Annual tradition lures thousands to downtown breakfast
Date posted: July 12, 2013
SHERIDAN — She blew into town at 1 a.m., slept three hours and woke up at 4 a.m. to join one of Sheridan’s beloved parade day traditions. Marsha Ras, decked out in a blue Kiwanis apron and wielding a pancake flipper like a pro, was joking with the locals like a local herself at Friday’s Kiwanis pancake breakfast on Grinnell Plaza. It was hard to tell she was in Wyoming for the first time in her life — and had only been here five hours at that.
Then again, the events that lead her and her husband Steve here in the first place weren’t exactly mundane either.
The Ras’ are from Waterford, N.Y. Two years ago during Hurricane Irene, they decided to put their own worries about the hurricane aside and see if there were any boaters in the nearby Erie Canal they could help.
Harlan and Sharon Rasmussen of Sheridan were stuck between two canal locks in what is known as the “flight,” a series of several locks in Waterford.

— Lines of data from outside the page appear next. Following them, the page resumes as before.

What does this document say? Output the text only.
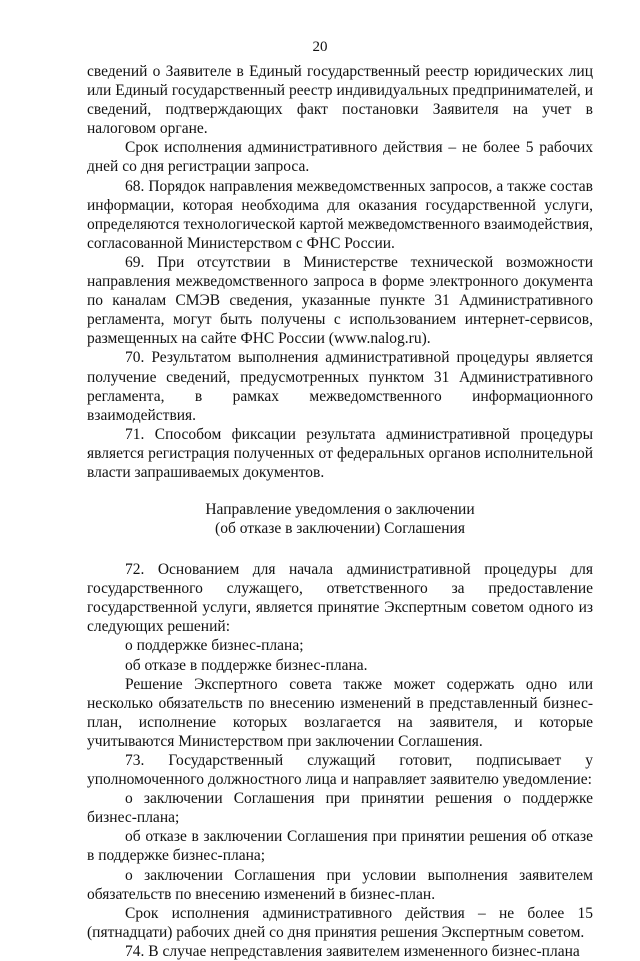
20

сведений о Заявителе в Единый государственный реестр юридических лиц или Единый государственный реестр индивидуальных предпринимателей, и сведений, подтверждающих факт постановки Заявителя на учет в налоговом органе.

Срок исполнения административного действия – не более 5 рабочих дней со дня регистрации запроса.

68. Порядок направления межведомственных запросов, а также состав информации, которая необходима для оказания государственной услуги, определяются технологической картой межведомственного взаимодействия, согласованной Министерством с ФНС России.

69. При отсутствии в Министерстве технической возможности направления межведомственного запроса в форме электронного документа по каналам СМЭВ сведения, указанные пункте 31 Административного регламента, могут быть получены с использованием интернет-сервисов, размещенных на сайте ФНС России (www.nalog.ru).

70. Результатом выполнения административной процедуры является получение сведений, предусмотренных пунктом 31 Административного регламента, в рамках межведомственного информационного взаимодействия.

71. Способом фиксации результата административной процедуры является регистрация полученных от федеральных органов исполнительной власти запрашиваемых документов.

Направление уведомления о заключении
(об отказе в заключении) Соглашения

72. Основанием для начала административной процедуры для государственного служащего, ответственного за предоставление государственной услуги, является принятие Экспертным советом одного из следующих решений:

о поддержке бизнес-плана;

об отказе в поддержке бизнес-плана.

Решение Экспертного совета также может содержать одно или несколько обязательств по внесению изменений в представленный бизнес-план, исполнение которых возлагается на заявителя, и которые учитываются Министерством при заключении Соглашения.

73. Государственный служащий готовит, подписывает у уполномоченного должностного лица и направляет заявителю уведомление:

о заключении Соглашения при принятии решения о поддержке бизнес-плана;

об отказе в заключении Соглашения при принятии решения об отказе в поддержке бизнес-плана;

о заключении Соглашения при условии выполнения заявителем обязательств по внесению изменений в бизнес-план.

Срок исполнения административного действия – не более 15 (пятнадцати) рабочих дней со дня принятия решения Экспертным советом.

74. В случае непредставления заявителем измененного бизнес-плана
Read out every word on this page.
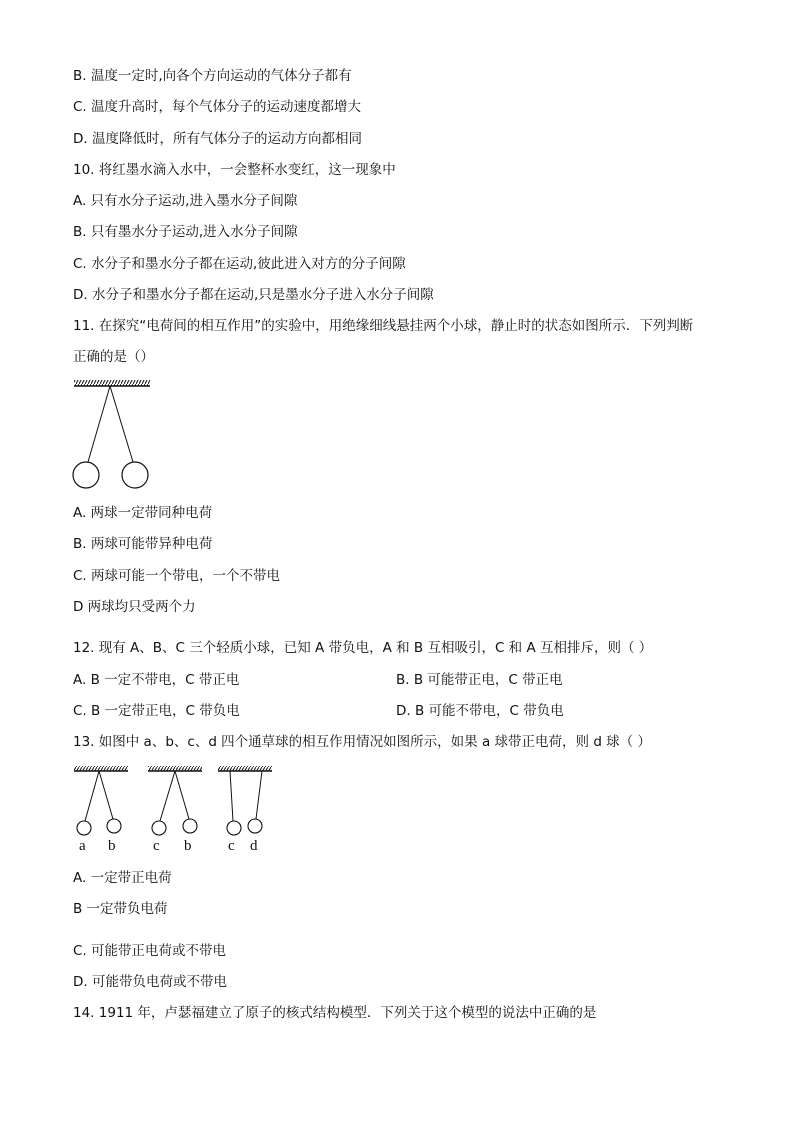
B. 温度一定时,向各个方向运动的气体分子都有
C. 温度升高时，每个气体分子的运动速度都增大
D. 温度降低时，所有气体分子的运动方向都相同
10. 将红墨水滴入水中，一会整杯水变红，这一现象中
A. 只有水分子运动,进入墨水分子间隙
B. 只有墨水分子运动,进入水分子间隙
C. 水分子和墨水分子都在运动,彼此进入对方的分子间隙
D. 水分子和墨水分子都在运动,只是墨水分子进入水分子间隙
11. 在探究“电荷间的相互作用”的实验中，用绝缘细线悬挂两个小球，静止时的状态如图所示．下列判断
正确的是（）
A. 两球一定带同种电荷
B. 两球可能带异种电荷
C. 两球可能一个带电，一个不带电
D 两球均只受两个力
12. 现有 A、B、C 三个轻质小球，已知 A 带负电，A 和 B 互相吸引，C 和 A 互相排斥，则（ ）
A. B 一定不带电，C 带正电	B. B 可能带正电，C 带正电
C. B 一定带正电，C 带负电	D. B 可能不带电，C 带负电
13. 如图中 a、b、c、d 四个通草球的相互作用情况如图所示，如果 a 球带正电荷，则 d 球（ ）
a b	c b c d
A. 一定带正电荷
B 一定带负电荷
C. 可能带正电荷或不带电
D. 可能带负电荷或不带电
14. 1911 年，卢瑟福建立了原子的核式结构模型．下列关于这个模型的说法中正确的是
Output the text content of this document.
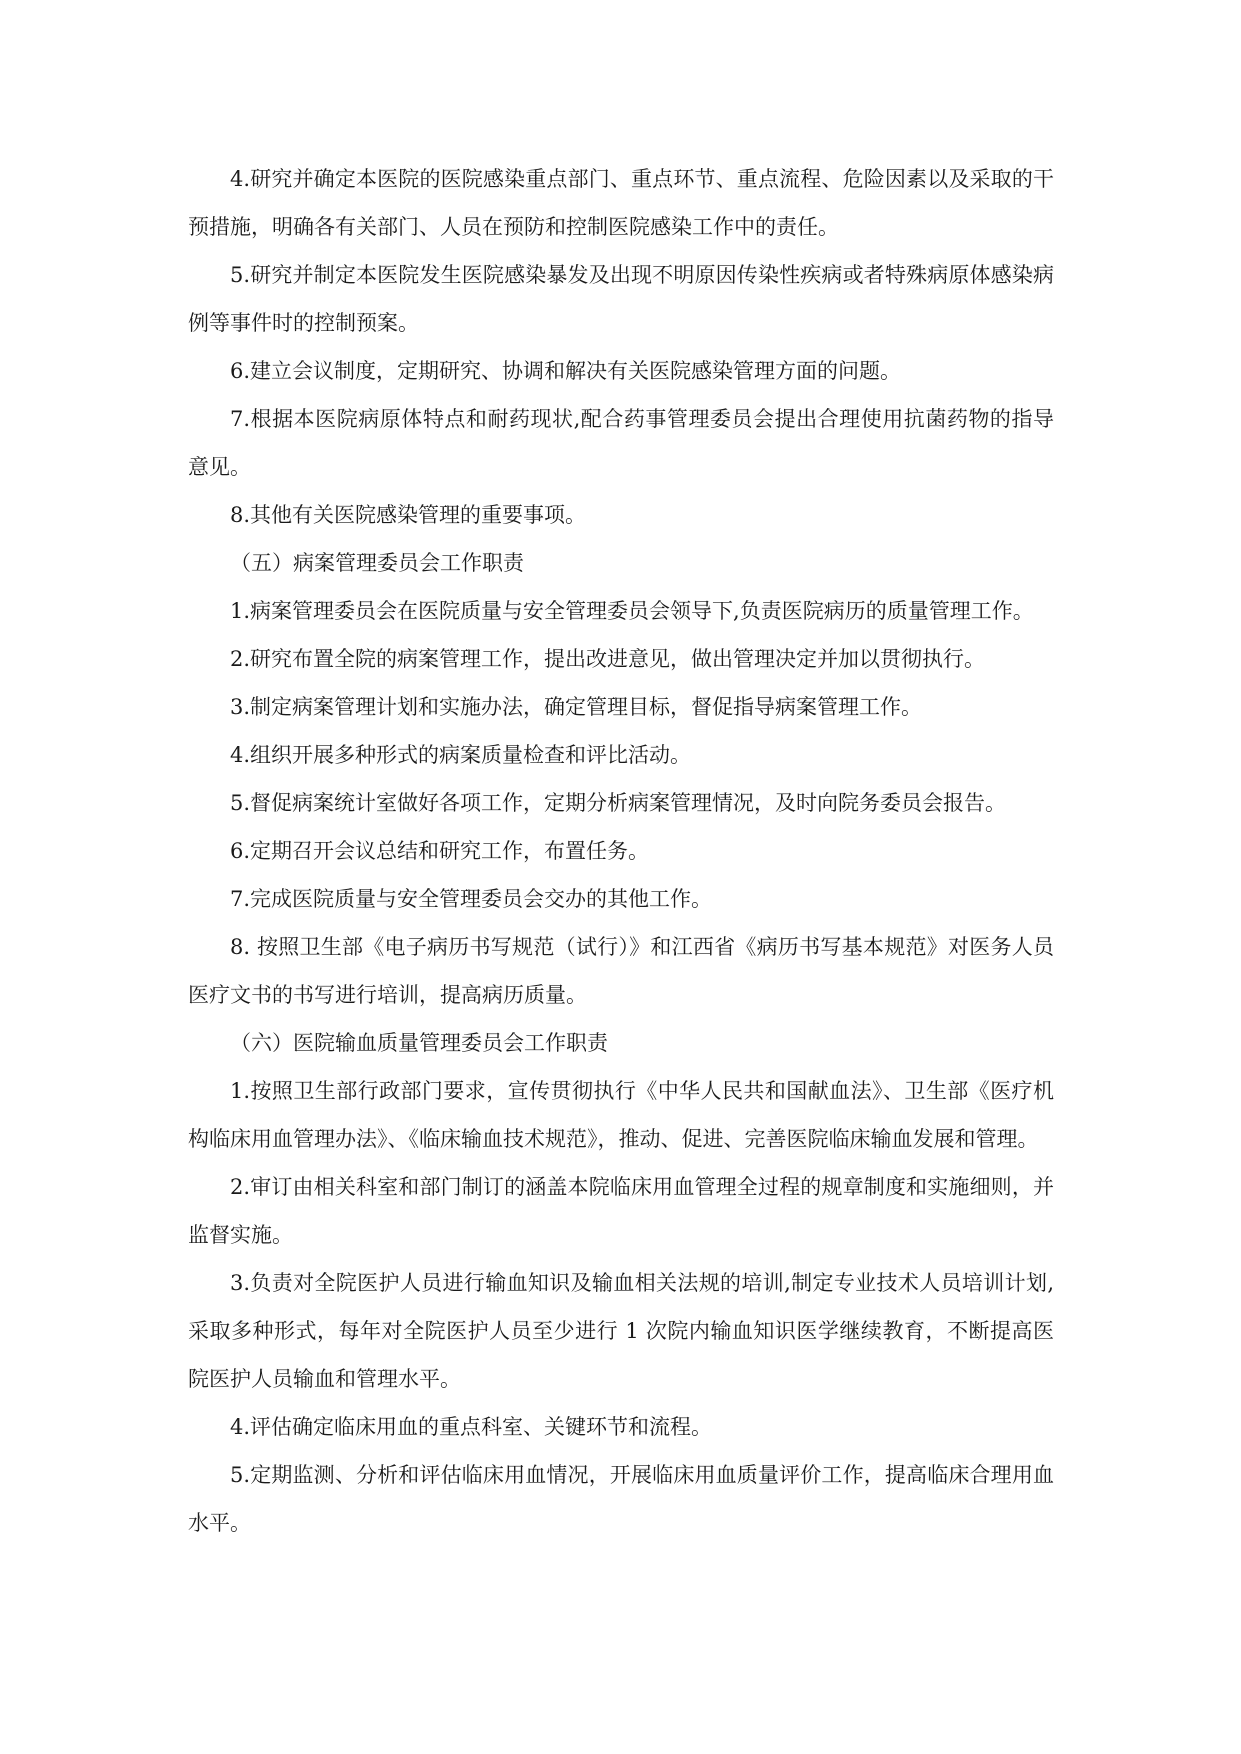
4.研究并确定本医院的医院感染重点部门、重点环节、重点流程、危险因素以及采取的干预措施，明确各有关部门、人员在预防和控制医院感染工作中的责任。

5.研究并制定本医院发生医院感染暴发及出现不明原因传染性疾病或者特殊病原体感染病例等事件时的控制预案。

6.建立会议制度，定期研究、协调和解决有关医院感染管理方面的问题。

7.根据本医院病原体特点和耐药现状,配合药事管理委员会提出合理使用抗菌药物的指导意见。

8.其他有关医院感染管理的重要事项。

（五）病案管理委员会工作职责

1.病案管理委员会在医院质量与安全管理委员会领导下,负责医院病历的质量管理工作。

2.研究布置全院的病案管理工作，提出改进意见，做出管理决定并加以贯彻执行。

3.制定病案管理计划和实施办法，确定管理目标，督促指导病案管理工作。

4.组织开展多种形式的病案质量检查和评比活动。

5.督促病案统计室做好各项工作，定期分析病案管理情况，及时向院务委员会报告。

6.定期召开会议总结和研究工作，布置任务。

7.完成医院质量与安全管理委员会交办的其他工作。

8. 按照卫生部《电子病历书写规范（试行）》和江西省《病历书写基本规范》对医务人员医疗文书的书写进行培训，提高病历质量。

（六）医院输血质量管理委员会工作职责

1.按照卫生部行政部门要求，宣传贯彻执行《中华人民共和国献血法》、卫生部《医疗机构临床用血管理办法》、《临床输血技术规范》，推动、促进、完善医院临床输血发展和管理。

2.审订由相关科室和部门制订的涵盖本院临床用血管理全过程的规章制度和实施细则，并监督实施。

3.负责对全院医护人员进行输血知识及输血相关法规的培训,制定专业技术人员培训计划,采取多种形式，每年对全院医护人员至少进行 1 次院内输血知识医学继续教育，不断提高医院医护人员输血和管理水平。

4.评估确定临床用血的重点科室、关键环节和流程。

5.定期监测、分析和评估临床用血情况，开展临床用血质量评价工作，提高临床合理用血水平。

“They were self sufficient and safe, but they couldn’t go anywhere. It’s like being locked in a bathtub,” Ras said. “If I were in the same circumstance, I’d hope that somebody would, you know, follow the golden rule.”
The two couples formed a fast friendship over dinner, shopping and exploring museums together. While off their boat, the Rasmussens told their new friends all about their goal to complete the “Great Loop,” a 7,200-nautical-mile boating excursion from Washington, D.C., out the Chesapeake River, down the Delaware River, into the Atlantic Ocean, up to New York, up the Hudson River, through the Erie Canal, through the Great Lakes to Chicago, down the Chicago Waterway, down the Mississippi River, to the Gulf of Mexico, around Florida and back up the east coast to D.C.

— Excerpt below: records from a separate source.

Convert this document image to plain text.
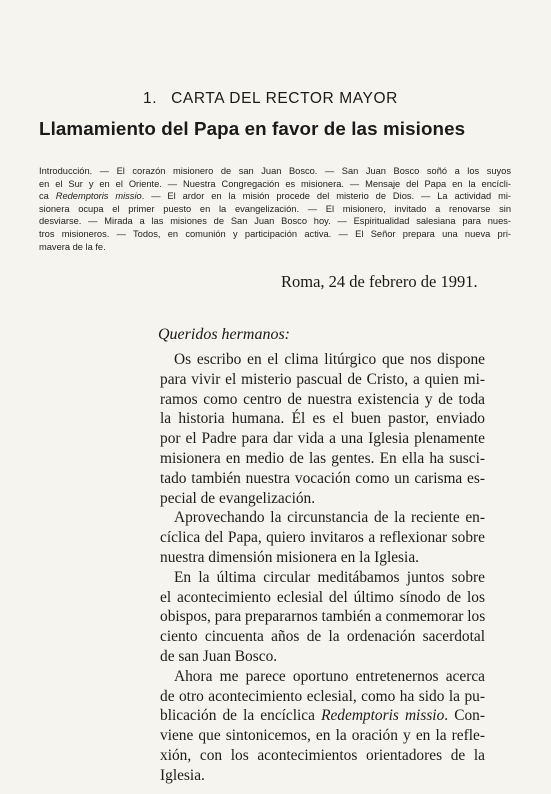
1. CARTA DEL RECTOR MAYOR
Llamamiento del Papa en favor de las misiones
Introducción. — El corazón misionero de san Juan Bosco. — San Juan Bosco soñó a los suyos
en el Sur y en el Oriente. — Nuestra Congregación es misionera. — Mensaje del Papa en la encícli-
ca Redemptoris missio. — El ardor en la misión procede del misterio de Dios. — La actividad mi-
sionera ocupa el primer puesto en la evangelización. — El misionero, invitado a renovarse sin
desviarse. — Mirada a las misiones de San Juan Bosco hoy. — Espiritualidad salesiana para nues-
tros misioneros. — Todos, en comunión y participación activa. — El Señor prepara una nueva pri-
mavera de la fe.
Roma, 24 de febrero de 1991.
Queridos hermanos:
Os escribo en el clima litúrgico que nos dispone
para vivir el misterio pascual de Cristo, a quien mi-
ramos como centro de nuestra existencia y de toda
la historia humana. Él es el buen pastor, enviado
por el Padre para dar vida a una Iglesia plenamente
misionera en medio de las gentes. En ella ha susci-
tado también nuestra vocación como un carisma es-
pecial de evangelización.
Aprovechando la circunstancia de la reciente en-
cíclica del Papa, quiero invitaros a reflexionar sobre
nuestra dimensión misionera en la Iglesia.
En la última circular meditábamos juntos sobre
el acontecimiento eclesial del último sínodo de los
obispos, para prepararnos también a conmemorar los
ciento cincuenta años de la ordenación sacerdotal
de san Juan Bosco.
Ahora me parece oportuno entretenernos acerca
de otro acontecimiento eclesial, como ha sido la pu-
blicación de la encíclica Redemptoris missio. Con-
viene que sintonicemos, en la oración y en la refle-
xión, con los acontecimientos orientadores de la
Iglesia.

“What was so amazing about the people of Waterford was that even though they were having flooding, they came to our boat and were trying to help us. And, of course, our boat floats so we had no water issues. They were that kind of friendly people,” Rasmussen said.
The Rasmussens were unable to continue their adventure that year, so they put their boat in storage and returned last summer to pick up where they had left off. While in Waterford, they connected with the Ras family again and invited them to Wyoming for Sheridan-Wyo-Rodeo week and a trip to Yellowstone National Park.
“If you open yourself up to adventure, the whole world becomes a playground,” Ras said.
And so, because of a hurricane and big hearts, Marsha and Steve Ras have joined Harlan and Sharon Rasmussen for a playdate in Wyoming. But first, breakfast. All good adventures start with breakfast.
“Here we are,” Ras said. “At 4 a.m. it was pretty quiet, and at 7 in the morning, there was a happening pancake breakfast with 2,000 people here. It’s lovely.”